Predictive touch is an emerging HMI technology that employs a probabilistic Bayesian framework and novel algorithms to predict the interface component the user intends to select, notably early in the pointing-selection task (Ahmad, Murphy, Godsill, Langdon & Hardy, 2017). It infers the user intent from the available freehand pointing movements in 3D, for example from gesture trackers which are increasingly becoming commonplace in vehicles (Zhang & Angell, 2014; Ohn-Bar & Trivedi, 2014), and potentially other available sensory data such as eye-gaze. The pointing-selection task is simplified and expedited by the system via applying a suitable selection facilitation scheme. This can significantly reduce the effort and distractions associated with using in-vehicle displays whilst driving (Jæger, Skov & Thomassen, 2008). Figure 1 depicts the system block diagram including the sensory data sources utilized by a Bayesian predictor to estimate, early in the pointing task, the probability of each of the selectable interface items being the intended on-screen destination. Predictive touch was originally developed to mitigate the effects of perturbations on the user input, for example vibrations and accelerations due to the road and driving conditions. They can have a detrimental impact on the performance of interactive displays, such as touch screens (Goode, Lenné & Salmon, 2012; Ahmad et al., 2015), which often act as the gateway to control in-vehicle infotainment systems and are an integrated part of modern vehicles (Harvey & Stanton, 2016).

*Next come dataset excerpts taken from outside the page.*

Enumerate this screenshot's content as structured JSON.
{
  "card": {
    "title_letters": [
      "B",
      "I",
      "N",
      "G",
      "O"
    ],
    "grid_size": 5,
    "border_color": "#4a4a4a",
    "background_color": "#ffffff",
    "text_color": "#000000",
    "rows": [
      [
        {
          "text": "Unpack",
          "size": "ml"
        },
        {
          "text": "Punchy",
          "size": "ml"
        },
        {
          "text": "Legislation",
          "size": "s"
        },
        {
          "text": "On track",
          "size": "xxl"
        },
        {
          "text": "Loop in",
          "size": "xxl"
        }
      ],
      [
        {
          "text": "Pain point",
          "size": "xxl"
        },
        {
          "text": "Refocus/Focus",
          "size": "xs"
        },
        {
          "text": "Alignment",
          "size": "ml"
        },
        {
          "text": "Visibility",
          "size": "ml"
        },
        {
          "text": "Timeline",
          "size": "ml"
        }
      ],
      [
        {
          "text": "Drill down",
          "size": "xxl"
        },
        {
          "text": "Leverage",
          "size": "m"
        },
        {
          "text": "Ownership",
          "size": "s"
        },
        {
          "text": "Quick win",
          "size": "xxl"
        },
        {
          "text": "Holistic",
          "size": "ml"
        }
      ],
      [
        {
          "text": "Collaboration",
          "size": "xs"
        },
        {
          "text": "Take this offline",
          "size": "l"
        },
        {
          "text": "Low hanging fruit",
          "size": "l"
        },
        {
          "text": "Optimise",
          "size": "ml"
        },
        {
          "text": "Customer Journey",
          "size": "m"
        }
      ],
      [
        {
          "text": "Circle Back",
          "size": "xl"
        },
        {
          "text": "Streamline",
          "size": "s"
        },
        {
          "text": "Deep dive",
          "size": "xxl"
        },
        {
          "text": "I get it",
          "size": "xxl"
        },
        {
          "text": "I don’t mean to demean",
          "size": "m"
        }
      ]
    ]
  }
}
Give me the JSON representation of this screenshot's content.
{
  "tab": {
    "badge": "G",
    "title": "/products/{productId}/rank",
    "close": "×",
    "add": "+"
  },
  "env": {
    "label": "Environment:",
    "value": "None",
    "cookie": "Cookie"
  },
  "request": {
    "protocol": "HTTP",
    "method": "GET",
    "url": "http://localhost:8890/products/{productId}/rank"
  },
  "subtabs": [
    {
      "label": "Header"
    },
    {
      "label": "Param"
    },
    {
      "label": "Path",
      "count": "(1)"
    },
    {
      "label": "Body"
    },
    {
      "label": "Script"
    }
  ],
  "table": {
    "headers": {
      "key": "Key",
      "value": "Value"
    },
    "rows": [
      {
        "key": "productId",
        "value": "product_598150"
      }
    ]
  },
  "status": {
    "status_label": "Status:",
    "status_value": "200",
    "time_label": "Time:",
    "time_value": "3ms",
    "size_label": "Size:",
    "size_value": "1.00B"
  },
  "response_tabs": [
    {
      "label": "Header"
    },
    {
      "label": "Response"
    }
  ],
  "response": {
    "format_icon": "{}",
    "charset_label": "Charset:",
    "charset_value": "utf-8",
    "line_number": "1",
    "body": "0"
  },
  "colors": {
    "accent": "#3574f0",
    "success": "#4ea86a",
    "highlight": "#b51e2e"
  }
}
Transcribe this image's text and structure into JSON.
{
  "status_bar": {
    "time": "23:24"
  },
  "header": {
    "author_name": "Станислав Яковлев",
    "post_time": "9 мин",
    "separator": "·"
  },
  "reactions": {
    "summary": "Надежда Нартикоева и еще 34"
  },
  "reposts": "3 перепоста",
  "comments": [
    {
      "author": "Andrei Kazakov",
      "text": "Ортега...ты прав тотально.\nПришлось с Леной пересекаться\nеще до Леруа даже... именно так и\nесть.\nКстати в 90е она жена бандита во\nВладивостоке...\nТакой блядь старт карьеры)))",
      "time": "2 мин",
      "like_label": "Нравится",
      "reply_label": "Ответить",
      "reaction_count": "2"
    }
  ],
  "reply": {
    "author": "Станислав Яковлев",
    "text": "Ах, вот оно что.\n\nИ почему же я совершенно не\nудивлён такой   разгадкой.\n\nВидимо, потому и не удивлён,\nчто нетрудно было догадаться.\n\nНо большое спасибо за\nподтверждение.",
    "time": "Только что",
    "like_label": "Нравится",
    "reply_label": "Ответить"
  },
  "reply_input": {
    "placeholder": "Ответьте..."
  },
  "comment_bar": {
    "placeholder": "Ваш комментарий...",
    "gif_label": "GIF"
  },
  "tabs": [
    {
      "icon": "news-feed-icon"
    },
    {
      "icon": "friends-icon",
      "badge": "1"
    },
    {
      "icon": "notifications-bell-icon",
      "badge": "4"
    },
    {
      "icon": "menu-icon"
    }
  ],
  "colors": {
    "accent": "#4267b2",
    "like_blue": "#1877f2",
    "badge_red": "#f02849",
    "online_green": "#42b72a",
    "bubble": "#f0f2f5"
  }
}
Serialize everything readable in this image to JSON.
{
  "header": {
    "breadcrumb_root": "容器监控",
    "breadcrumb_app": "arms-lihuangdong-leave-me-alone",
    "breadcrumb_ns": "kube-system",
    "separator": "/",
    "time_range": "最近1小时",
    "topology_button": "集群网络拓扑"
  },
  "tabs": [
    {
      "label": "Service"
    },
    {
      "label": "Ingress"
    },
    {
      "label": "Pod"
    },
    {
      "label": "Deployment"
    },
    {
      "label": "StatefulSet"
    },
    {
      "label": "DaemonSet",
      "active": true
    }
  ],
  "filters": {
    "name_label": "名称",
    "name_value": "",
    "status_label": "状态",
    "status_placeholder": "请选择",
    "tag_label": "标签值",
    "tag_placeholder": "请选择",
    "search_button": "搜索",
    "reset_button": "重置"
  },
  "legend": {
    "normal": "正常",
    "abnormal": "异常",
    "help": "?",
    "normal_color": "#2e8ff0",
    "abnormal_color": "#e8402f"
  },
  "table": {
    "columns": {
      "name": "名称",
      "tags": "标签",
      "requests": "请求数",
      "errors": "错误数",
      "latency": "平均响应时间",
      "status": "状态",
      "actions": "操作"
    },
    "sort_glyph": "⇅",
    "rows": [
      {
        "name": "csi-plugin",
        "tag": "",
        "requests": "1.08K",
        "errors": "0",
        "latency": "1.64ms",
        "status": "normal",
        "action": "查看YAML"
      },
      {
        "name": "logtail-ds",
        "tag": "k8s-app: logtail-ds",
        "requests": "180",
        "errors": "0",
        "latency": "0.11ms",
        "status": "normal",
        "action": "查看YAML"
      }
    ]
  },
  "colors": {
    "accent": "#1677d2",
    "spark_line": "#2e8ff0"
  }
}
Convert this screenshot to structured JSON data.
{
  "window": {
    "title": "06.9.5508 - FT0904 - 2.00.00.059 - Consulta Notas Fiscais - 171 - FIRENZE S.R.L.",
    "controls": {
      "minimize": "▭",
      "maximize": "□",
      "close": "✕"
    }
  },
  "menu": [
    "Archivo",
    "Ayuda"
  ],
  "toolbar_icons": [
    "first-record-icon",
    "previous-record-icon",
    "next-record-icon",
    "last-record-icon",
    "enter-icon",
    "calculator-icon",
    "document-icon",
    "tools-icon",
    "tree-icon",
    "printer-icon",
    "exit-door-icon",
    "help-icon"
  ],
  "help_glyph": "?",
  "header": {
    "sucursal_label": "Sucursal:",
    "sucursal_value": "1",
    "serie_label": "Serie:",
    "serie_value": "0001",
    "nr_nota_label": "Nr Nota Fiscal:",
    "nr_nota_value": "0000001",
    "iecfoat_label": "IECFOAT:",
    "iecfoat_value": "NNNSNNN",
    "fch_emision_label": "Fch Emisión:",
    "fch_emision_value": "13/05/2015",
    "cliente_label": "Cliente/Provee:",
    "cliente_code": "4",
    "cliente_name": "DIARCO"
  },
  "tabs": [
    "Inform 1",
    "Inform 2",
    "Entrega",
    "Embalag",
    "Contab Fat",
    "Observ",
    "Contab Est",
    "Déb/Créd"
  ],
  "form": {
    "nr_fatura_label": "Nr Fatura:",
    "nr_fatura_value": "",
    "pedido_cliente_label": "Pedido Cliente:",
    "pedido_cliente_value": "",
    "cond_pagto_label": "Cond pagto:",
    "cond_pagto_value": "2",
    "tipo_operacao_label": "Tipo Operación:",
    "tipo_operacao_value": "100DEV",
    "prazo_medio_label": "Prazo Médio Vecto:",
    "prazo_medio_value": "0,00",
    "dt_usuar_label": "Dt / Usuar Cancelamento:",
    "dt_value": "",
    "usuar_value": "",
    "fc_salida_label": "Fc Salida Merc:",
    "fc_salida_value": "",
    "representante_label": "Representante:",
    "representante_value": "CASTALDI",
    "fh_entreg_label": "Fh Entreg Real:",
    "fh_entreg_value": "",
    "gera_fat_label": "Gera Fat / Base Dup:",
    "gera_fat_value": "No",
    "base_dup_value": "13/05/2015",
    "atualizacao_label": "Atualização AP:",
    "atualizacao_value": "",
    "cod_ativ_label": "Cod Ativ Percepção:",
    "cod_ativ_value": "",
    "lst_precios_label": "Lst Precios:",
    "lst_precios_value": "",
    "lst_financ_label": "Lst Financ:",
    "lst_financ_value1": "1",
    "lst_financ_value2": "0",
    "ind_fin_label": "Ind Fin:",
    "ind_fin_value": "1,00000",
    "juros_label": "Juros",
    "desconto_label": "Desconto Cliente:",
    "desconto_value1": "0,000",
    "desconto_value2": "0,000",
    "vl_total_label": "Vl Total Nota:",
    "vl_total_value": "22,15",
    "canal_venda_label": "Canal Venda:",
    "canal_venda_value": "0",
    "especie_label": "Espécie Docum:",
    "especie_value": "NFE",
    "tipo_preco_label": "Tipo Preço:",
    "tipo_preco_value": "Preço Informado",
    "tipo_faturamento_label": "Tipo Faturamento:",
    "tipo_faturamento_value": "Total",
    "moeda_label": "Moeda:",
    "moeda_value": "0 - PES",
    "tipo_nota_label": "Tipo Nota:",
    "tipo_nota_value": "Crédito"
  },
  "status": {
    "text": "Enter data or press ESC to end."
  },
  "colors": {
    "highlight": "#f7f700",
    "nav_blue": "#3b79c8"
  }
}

With predictive touch, which is not a pointing/ray-casting or conventional “symbolic” gestures recognition solution; as will be discussed, the user does not need to physically touch a display to select an interface component. Therefore, this touchless technology can not only improve the usability and performance of in-vehicle interactive displays, but it also provides the means to interact via the intuitive free-hand pointing with new automotive display technologies that do not have a physical surface such as head-up displays and 3D projections (Bark et al., 2014; Broy et al., 2015). It also offers additional design flexibilities in terms of the display placement and size which is otherwise limited by the reach of the driver/passenger. This can promote inclusive design practices by tailoring the display operation to the user capabilities by adequately configuring the “software-based” intent prediction algorithms and pointing facilitation schemes.

Figure 1.

System block diagram showing an in-car touchscreen, partial 3D pointing-finger trajectory (black solid line) available at the current time instant tk with tracked locations (crosses), future pointing trajectory (red dotted line) and intended on-screen destination (red circle)

IJMHCI.2019070102.f01

In this paper, we address the problem of identifying the most suitable scheme for facilitating the selection of the predicted interface component whilst driving. This human factor aspect is crucial for the deployment of the predictive touch technology in automotive. The selection facilitation functionality belongs to the Facilitation Scheme module in Figure 1. It involves altering the interface, for instance highlighting the predicted item, and then triggering the selection action. The users receive visual feedback on their input as the interface typically changes and the Graphical User Interface (GUI) page updates with each selection action. Other feedback modalities can be explored, e.g. audible (Ahmad et al., 2016b) or mid-air haptic (Shakeri, Williamson & Brewster, 2018), however this is outside the scope of this article.